Waste biomass materials, including rice husks, bamboo, and others, possess many advantages containing renewability, low-cost and eco-friendship, and directly burning of these biomass materials will result in environmental pollution. To reuse waste biomass as fillers in polymers for enhancing their tribological properties, bamboo powder was carbonized at high temperature. Subsequently, composites based on carbonized bamboo flour (CBF) and epoxy acrylate (EP) were synthesized via photopolymerization. The wear and friction behaviors of carbonized bamboo flour/epoxy resin-based composites sliding against 52,100 steels was investigated. The wear rate of the composites containing 2.0 wt.% modified CBFs was approximately 5.2 × 10⁻³ mm³/Nm, which decrease by 37.5 % compared to that of EP disc.
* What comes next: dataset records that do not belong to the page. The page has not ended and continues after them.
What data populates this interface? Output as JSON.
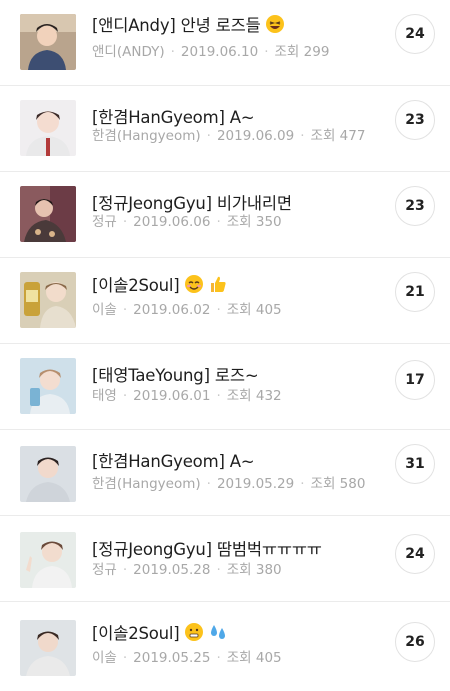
{
  "posts": [
    {
      "title": "[앤디Andy] 안녕 로즈들",
      "emoji": [
        "laughing-face"
      ],
      "author": "앤디(ANDY)",
      "date": "2019.06.10",
      "views": "조회 299",
      "comments": "24"
    },
    {
      "title": "[한겸HanGyeom] A~",
      "emoji": [],
      "author": "한겸(Hangyeom)",
      "date": "2019.06.09",
      "views": "조회 477",
      "comments": "23"
    },
    {
      "title": "[정규JeongGyu] 비가내리면",
      "emoji": [],
      "author": "정규",
      "date": "2019.06.06",
      "views": "조회 350",
      "comments": "23"
    },
    {
      "title": "[이솔2Soul]",
      "emoji": [
        "smiling-face",
        "thumbs-up"
      ],
      "author": "이솔",
      "date": "2019.06.02",
      "views": "조회 405",
      "comments": "21"
    },
    {
      "title": "[태영TaeYoung] 로즈~",
      "emoji": [],
      "author": "태영",
      "date": "2019.06.01",
      "views": "조회 432",
      "comments": "17"
    },
    {
      "title": "[한겸HanGyeom] A~",
      "emoji": [],
      "author": "한겸(Hangyeom)",
      "date": "2019.05.29",
      "views": "조회 580",
      "comments": "31"
    },
    {
      "title": "[정규JeongGyu] 땀범벅ㅠㅠㅠㅠ",
      "emoji": [],
      "author": "정규",
      "date": "2019.05.28",
      "views": "조회 380",
      "comments": "24"
    },
    {
      "title": "[이솔2Soul]",
      "emoji": [
        "grinning-face",
        "sweat-droplets"
      ],
      "author": "이솔",
      "date": "2019.05.25",
      "views": "조회 405",
      "comments": "26"
    }
  ],
  "colors": {
    "thumb_bg": [
      "#b9a48d",
      "#f0eef0",
      "#8a5a5e",
      "#d9cfb7",
      "#cfe0ea",
      "#dadfe4",
      "#e7ece9",
      "#dfe3e6"
    ],
    "thumb_shirt": [
      "#3d4e72",
      "#e9e9ea",
      "#4a3a3a",
      "#e7dfcf",
      "#e8eef2",
      "#cfd4da",
      "#f2f2f2",
      "#eaeaea"
    ]
  }
}
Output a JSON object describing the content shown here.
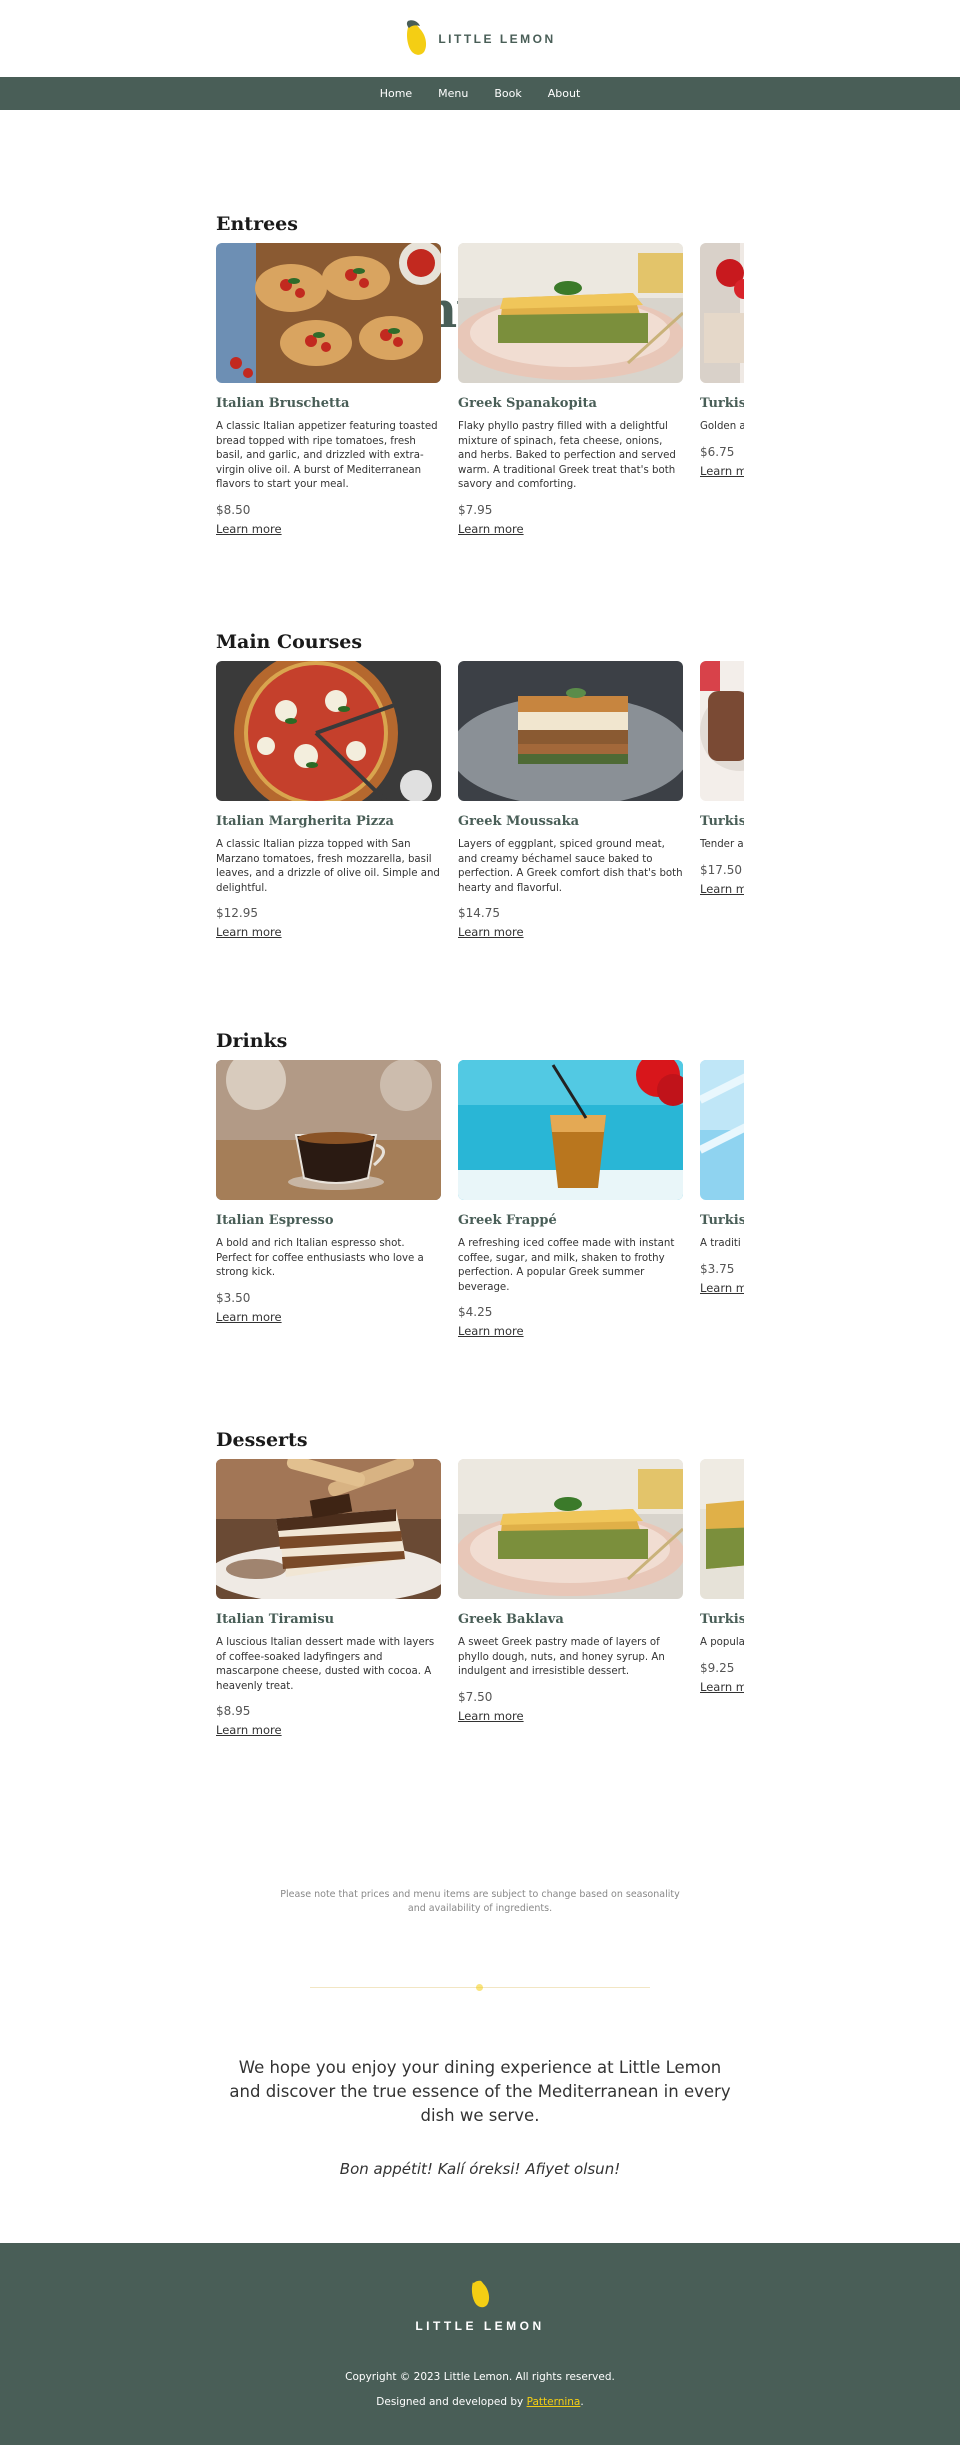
{
  "brand": {
    "name": "LITTLE LEMON",
    "accent": "#f4ce14",
    "primary": "#495e57"
  },
  "nav": [
    "Home",
    "Menu",
    "Book",
    "About"
  ],
  "page_title": "Our Menu",
  "sections": [
    {
      "title": "Entrees",
      "items": [
        {
          "name": "Italian Bruschetta",
          "desc": "A classic Italian appetizer featuring toasted bread topped with ripe tomatoes, fresh basil, and garlic, and drizzled with extra-virgin olive oil. A burst of Mediterranean flavors to start your meal.",
          "price": "$8.50",
          "link": "Learn more",
          "image": "bruschetta"
        },
        {
          "name": "Greek Spanakopita",
          "desc": "Flaky phyllo pastry filled with a delightful mixture of spinach, feta cheese, onions, and herbs. Baked to perfection and served warm. A traditional Greek treat that's both savory and comforting.",
          "price": "$7.95",
          "link": "Learn more",
          "image": "spanakopita"
        },
        {
          "name": "Turkish",
          "desc": "Golden a filled wit parsley. S Turkish c",
          "price": "$6.75",
          "link": "Learn m",
          "image": "turkish-entree"
        }
      ]
    },
    {
      "title": "Main Courses",
      "items": [
        {
          "name": "Italian Margherita Pizza",
          "desc": "A classic Italian pizza topped with San Marzano tomatoes, fresh mozzarella, basil leaves, and a drizzle of olive oil. Simple and delightful.",
          "price": "$12.95",
          "link": "Learn more",
          "image": "pizza"
        },
        {
          "name": "Greek Moussaka",
          "desc": "Layers of eggplant, spiced ground meat, and creamy béchamel sauce baked to perfection. A Greek comfort dish that's both hearty and flavorful.",
          "price": "$14.75",
          "link": "Learn more",
          "image": "moussaka"
        },
        {
          "name": "Turkish",
          "desc": "Tender a marinate with fluff Turkish c",
          "price": "$17.50",
          "link": "Learn m",
          "image": "turkish-main"
        }
      ]
    },
    {
      "title": "Drinks",
      "items": [
        {
          "name": "Italian Espresso",
          "desc": "A bold and rich Italian espresso shot. Perfect for coffee enthusiasts who love a strong kick.",
          "price": "$3.50",
          "link": "Learn more",
          "image": "espresso"
        },
        {
          "name": "Greek Frappé",
          "desc": "A refreshing iced coffee made with instant coffee, sugar, and milk, shaken to frothy perfection. A popular Greek summer beverage.",
          "price": "$4.25",
          "link": "Learn more",
          "image": "frappe"
        },
        {
          "name": "Turkish",
          "desc": "A traditi with yog cool and",
          "price": "$3.75",
          "link": "Learn m",
          "image": "turkish-drink"
        }
      ]
    },
    {
      "title": "Desserts",
      "items": [
        {
          "name": "Italian Tiramisu",
          "desc": "A luscious Italian dessert made with layers of coffee-soaked ladyfingers and mascarpone cheese, dusted with cocoa. A heavenly treat.",
          "price": "$8.95",
          "link": "Learn more",
          "image": "tiramisu"
        },
        {
          "name": "Greek Baklava",
          "desc": "A sweet Greek pastry made of layers of phyllo dough, nuts, and honey syrup. An indulgent and irresistible dessert.",
          "price": "$7.50",
          "link": "Learn more",
          "image": "spanakopita"
        },
        {
          "name": "Turkish",
          "desc": "A popula shredded syrup. Se crushed",
          "price": "$9.25",
          "link": "Learn m",
          "image": "turkish-dessert"
        }
      ]
    }
  ],
  "note": "Please note that prices and menu items are subject to change based on seasonality and availability of ingredients.",
  "closing": "We hope you enjoy your dining experience at Little Lemon and discover the true essence of the Mediterranean in every dish we serve.",
  "signoff": "Bon appétit! Kalí óreksi! Afiyet olsun!",
  "footer": {
    "brand": "LITTLE LEMON",
    "copyright": "Copyright © 2023 Little Lemon. All rights reserved.",
    "credit_prefix": "Designed and developed by ",
    "credit_link": "Patternina",
    "credit_suffix": "."
  }
}
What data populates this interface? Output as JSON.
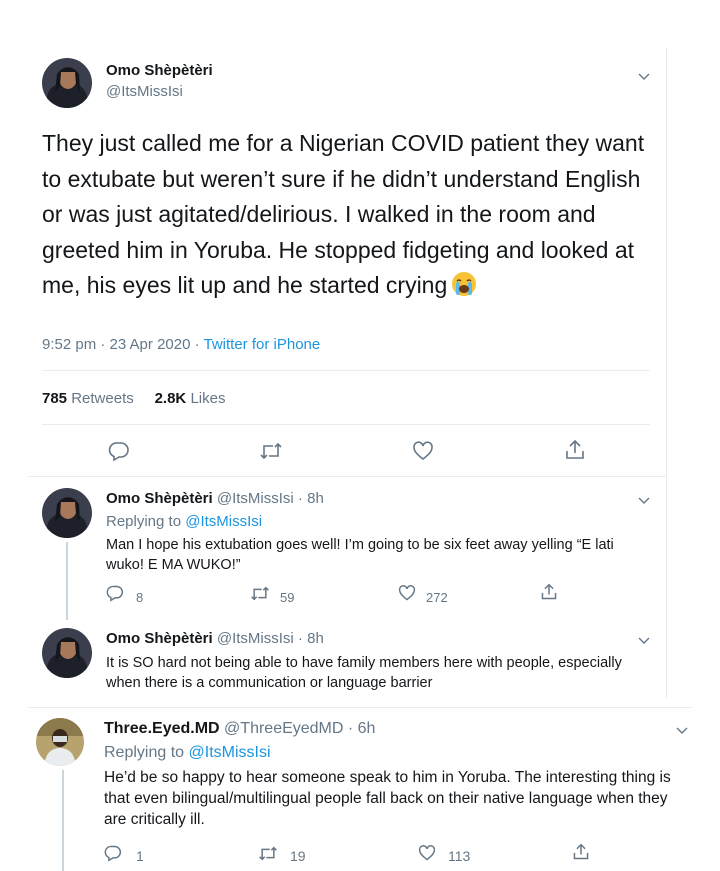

Furthermore, the wear rate of the CBF/EP composite was slightly lower than that of the graphene oxide (GO)/EP composite. The superior tribological properties of the CBF/EP composite can be attributed to the enhanced hardness, elastic modulus, hardness-to-elastic modulus ratio, and failure stress of the composite. The transfer films formed on the worn surface of steel balls effectively mitigates direct contact between the sliding pairs, thereby substantially enhancing the tribological performance of the composite.